Statistically, this is a rather large sampling to work from so there is no problem with this part of their equation. The question is: What is the base number of sales they go by? If there is a 5% increase, what number do they use to add that 5% to in order to give us total sales (ex. 5.4 million units).

NAR explains:

A base figure is used from Census 2000 where one can compute how many homes were bought. If you recall there was a long-form of Census which asked questions about whether you moved or not and whether or not you bought a home. Based on this, one knows that 5.2 million existing homes were sold in 2000. Note that this benchmarking process does not use any data from MLSs. Hence, it is considered clean. With this base figure, we then apply the percent changes to sales obtained from MLSs. So if MLSs data addition says a 5 percent increase then we would say there were 5.4 million home sales.

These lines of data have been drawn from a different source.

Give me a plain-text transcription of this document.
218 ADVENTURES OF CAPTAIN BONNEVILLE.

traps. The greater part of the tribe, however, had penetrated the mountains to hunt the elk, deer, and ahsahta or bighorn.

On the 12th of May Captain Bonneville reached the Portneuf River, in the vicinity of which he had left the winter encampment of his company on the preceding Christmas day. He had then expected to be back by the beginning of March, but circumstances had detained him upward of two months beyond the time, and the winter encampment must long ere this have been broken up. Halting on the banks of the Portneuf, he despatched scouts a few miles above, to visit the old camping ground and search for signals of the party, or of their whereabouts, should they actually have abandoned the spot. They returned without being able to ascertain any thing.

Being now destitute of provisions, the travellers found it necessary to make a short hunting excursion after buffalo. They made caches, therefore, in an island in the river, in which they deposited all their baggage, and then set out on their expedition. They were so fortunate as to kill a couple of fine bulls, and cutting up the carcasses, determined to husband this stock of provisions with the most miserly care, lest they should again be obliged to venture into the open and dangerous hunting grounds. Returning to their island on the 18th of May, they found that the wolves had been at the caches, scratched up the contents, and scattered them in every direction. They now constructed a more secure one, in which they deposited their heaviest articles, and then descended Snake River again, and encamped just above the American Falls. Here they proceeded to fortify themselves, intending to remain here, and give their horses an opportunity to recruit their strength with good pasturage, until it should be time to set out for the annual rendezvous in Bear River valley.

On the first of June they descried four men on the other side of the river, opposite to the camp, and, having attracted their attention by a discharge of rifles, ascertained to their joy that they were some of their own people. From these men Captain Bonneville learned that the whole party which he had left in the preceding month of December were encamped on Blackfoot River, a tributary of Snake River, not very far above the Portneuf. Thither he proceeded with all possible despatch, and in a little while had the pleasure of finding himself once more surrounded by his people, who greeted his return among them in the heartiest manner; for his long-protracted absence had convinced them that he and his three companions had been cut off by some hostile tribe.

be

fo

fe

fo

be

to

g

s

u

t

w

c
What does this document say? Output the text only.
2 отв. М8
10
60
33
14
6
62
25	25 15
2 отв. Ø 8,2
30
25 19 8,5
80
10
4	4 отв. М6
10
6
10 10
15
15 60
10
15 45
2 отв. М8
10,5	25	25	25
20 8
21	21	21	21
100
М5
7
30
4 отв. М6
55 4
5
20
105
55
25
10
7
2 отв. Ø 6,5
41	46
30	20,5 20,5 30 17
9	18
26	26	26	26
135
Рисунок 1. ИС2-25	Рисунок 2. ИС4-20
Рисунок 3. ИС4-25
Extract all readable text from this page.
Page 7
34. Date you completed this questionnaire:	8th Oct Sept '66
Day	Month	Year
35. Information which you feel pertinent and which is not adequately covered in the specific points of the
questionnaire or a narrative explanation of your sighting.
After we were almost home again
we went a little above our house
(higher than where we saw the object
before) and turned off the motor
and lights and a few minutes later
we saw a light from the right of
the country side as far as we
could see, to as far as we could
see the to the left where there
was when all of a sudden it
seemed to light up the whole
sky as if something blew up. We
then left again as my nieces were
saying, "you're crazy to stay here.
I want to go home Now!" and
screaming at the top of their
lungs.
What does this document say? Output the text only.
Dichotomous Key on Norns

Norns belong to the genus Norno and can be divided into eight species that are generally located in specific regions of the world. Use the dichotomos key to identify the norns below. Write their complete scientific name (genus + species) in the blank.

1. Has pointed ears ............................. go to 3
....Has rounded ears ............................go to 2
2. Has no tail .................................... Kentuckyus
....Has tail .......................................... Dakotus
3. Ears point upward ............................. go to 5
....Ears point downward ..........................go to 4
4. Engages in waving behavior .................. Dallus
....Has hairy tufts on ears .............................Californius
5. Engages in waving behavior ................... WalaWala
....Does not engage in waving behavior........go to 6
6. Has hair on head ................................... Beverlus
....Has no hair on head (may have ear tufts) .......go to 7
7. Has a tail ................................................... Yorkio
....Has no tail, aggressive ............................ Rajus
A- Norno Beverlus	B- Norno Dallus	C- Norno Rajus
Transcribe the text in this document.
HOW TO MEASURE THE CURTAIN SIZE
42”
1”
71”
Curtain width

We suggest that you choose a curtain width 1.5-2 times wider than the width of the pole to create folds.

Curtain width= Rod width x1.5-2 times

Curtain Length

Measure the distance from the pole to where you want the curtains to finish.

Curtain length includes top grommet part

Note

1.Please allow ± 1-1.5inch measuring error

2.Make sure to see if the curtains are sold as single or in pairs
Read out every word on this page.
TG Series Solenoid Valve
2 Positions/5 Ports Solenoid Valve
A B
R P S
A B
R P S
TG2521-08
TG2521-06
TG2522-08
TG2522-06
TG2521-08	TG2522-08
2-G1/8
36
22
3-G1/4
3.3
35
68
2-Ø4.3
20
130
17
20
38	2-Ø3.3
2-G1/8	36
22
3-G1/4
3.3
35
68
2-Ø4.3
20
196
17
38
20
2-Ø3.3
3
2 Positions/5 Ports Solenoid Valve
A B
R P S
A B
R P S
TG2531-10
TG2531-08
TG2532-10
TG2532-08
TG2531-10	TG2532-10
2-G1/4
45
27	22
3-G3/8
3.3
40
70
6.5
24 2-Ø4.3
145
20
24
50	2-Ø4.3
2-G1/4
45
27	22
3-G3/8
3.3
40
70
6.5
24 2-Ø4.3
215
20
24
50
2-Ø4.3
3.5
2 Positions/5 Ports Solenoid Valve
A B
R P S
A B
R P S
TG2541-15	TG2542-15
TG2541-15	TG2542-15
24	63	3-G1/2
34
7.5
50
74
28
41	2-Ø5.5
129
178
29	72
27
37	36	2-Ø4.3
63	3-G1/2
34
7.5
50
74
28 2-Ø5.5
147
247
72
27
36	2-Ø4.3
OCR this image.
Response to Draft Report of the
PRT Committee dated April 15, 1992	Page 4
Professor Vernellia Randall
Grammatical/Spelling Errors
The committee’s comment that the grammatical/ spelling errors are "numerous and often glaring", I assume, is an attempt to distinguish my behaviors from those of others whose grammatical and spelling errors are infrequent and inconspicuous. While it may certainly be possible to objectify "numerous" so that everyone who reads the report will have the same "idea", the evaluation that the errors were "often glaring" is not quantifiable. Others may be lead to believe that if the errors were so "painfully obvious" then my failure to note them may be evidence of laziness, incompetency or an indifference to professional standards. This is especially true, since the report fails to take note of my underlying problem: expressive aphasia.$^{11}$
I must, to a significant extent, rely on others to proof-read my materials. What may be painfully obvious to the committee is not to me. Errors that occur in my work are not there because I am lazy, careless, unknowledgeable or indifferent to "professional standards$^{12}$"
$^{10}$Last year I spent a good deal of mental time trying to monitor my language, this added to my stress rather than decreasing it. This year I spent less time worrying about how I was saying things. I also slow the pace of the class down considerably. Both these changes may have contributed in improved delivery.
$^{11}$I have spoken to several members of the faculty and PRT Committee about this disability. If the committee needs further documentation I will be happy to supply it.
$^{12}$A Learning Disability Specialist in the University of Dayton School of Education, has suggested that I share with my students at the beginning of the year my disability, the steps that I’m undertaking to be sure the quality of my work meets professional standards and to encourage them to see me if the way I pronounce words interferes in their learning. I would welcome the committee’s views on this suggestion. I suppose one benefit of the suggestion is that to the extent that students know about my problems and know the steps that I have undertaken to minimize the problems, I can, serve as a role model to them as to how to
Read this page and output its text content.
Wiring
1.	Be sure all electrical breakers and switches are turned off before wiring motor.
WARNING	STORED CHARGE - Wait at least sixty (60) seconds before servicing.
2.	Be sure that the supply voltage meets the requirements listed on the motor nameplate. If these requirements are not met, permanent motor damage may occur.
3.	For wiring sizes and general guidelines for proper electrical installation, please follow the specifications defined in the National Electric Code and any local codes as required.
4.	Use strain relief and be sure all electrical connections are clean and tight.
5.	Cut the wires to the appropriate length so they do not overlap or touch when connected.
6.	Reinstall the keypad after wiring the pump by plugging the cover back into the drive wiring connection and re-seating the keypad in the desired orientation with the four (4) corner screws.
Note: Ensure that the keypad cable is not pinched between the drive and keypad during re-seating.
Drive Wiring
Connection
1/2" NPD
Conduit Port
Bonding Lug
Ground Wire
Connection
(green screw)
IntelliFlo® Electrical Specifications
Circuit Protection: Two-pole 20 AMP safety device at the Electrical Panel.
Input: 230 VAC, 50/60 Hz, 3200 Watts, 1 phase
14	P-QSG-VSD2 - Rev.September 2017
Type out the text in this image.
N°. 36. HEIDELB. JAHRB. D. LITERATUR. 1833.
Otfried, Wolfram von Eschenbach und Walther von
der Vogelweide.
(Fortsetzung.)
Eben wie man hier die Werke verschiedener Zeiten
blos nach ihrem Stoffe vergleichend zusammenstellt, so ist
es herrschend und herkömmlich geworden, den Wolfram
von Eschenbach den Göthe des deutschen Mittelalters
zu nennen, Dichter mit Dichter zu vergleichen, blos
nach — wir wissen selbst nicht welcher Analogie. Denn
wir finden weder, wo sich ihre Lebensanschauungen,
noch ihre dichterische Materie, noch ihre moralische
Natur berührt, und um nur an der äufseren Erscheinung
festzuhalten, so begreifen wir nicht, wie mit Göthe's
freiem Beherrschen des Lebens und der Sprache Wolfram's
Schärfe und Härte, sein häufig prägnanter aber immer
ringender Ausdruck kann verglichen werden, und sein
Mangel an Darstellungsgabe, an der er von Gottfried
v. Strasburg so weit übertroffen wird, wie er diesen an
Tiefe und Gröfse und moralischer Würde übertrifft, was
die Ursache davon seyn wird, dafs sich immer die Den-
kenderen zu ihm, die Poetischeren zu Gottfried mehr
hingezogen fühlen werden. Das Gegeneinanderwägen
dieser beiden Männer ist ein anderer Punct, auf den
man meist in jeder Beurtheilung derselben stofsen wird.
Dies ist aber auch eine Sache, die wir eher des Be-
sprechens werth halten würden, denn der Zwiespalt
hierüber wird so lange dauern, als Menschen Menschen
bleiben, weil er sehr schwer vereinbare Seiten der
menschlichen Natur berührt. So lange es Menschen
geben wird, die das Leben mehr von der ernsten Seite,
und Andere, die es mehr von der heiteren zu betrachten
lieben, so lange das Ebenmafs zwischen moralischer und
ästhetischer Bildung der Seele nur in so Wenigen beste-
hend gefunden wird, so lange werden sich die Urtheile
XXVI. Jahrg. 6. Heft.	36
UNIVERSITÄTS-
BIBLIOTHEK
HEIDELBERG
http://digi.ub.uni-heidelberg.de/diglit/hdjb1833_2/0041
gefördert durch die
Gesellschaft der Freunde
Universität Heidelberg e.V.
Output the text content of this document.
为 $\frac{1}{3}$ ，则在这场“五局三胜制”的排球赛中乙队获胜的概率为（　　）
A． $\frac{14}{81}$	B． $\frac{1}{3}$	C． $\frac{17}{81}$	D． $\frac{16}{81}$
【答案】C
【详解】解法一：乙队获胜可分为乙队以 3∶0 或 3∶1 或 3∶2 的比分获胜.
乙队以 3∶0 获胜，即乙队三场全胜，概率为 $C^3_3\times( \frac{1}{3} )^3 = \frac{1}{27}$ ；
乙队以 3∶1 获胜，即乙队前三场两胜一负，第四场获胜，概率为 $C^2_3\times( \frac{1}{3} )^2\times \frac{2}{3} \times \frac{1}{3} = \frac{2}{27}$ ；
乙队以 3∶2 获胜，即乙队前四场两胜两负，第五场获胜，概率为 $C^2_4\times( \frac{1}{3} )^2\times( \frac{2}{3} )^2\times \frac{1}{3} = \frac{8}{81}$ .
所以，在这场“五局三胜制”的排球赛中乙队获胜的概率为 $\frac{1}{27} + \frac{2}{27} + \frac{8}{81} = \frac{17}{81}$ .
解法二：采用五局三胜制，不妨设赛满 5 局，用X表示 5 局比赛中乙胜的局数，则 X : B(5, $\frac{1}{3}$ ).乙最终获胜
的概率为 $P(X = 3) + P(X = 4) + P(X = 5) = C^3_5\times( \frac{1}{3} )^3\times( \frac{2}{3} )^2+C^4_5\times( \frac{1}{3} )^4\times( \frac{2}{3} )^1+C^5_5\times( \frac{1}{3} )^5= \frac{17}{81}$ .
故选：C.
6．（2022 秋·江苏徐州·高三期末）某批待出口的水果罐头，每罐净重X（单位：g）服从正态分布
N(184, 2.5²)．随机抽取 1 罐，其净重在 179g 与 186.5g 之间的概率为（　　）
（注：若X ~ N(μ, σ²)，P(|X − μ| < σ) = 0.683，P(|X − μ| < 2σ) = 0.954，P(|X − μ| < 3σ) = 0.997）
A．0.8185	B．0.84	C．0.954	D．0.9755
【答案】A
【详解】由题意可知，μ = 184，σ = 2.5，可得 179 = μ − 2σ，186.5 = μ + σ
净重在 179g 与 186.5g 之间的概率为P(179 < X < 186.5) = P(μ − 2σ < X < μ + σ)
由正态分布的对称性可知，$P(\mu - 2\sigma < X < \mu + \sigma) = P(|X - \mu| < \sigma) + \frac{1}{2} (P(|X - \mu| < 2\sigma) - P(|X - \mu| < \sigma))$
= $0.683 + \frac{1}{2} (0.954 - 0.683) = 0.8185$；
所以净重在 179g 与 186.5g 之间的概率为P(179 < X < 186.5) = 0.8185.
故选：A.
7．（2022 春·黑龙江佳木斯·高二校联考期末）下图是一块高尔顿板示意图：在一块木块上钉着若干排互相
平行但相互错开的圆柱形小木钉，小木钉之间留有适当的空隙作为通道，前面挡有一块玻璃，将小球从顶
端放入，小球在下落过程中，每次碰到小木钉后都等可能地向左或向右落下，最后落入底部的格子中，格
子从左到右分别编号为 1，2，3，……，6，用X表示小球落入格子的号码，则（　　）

The challenge came because this benchmark number was no longer accurate. The ratio of sales being done through MLSs since 2000 has increased significantly. Therefore, just because MLS sales showed an increase no longer meant that overall sales actually increased. It could just reflect an increased percentage of deals being done by the MLSs. The original methodology is now flawed. CoreLogic addresses this in their report:

There are several reasons for the divergence, including benchmarking drift, more sales going through MLS systems due to consolidation and a lower share of for sale by owners (FSBO) home sales.

Should NAR have discovered this earlier and made the necessary adjustments? Probably. Was there anything sinister in the fact they didn’t? We don’t believe so.

How will NAR correct this situation?

NAR must now deal with two issues:

  • § How to correct the current situation as quickly as possible
  • § How to make sure it doesn’t happen again

They are addressing both issues:

In 2010 Census, a long-form questionnaire was not used. Therefore, the Census no longer asked about whether people moved and bought a home. So another brand new benchmarking process is needed. NAR has already been in contact with all key housing economists in the industry and government agencies and a few in the academia about finding a new benchmarking process. We expect a new clean, agreed-upon benchmark figure by the summer of this year.

In addition, we will be determining a new way to re-benchmark on a more frequent basis, possibly annually, to lessen any drift that can accumulate over time. This frequent re-benchmarking, rather than waiting every 10 years, is needed since the Census no longer collects a long-form questionnaire. With benchmarking, we will be working with various outside housing economists to develop a new-agreed upon methodology.

Bottom Line

There was no conspiracy being perpetrated. Just a degree of sloppiness. Should we tolerate this? Of course not. The good news is we won’t have to. The accuracy of housing data is getting more reliable every day. And the companies which profit from distributing this information will always strive for a greater degree of accuracy. They will also continue to keep the competition on their toes; just like CoreLogic did with NAR.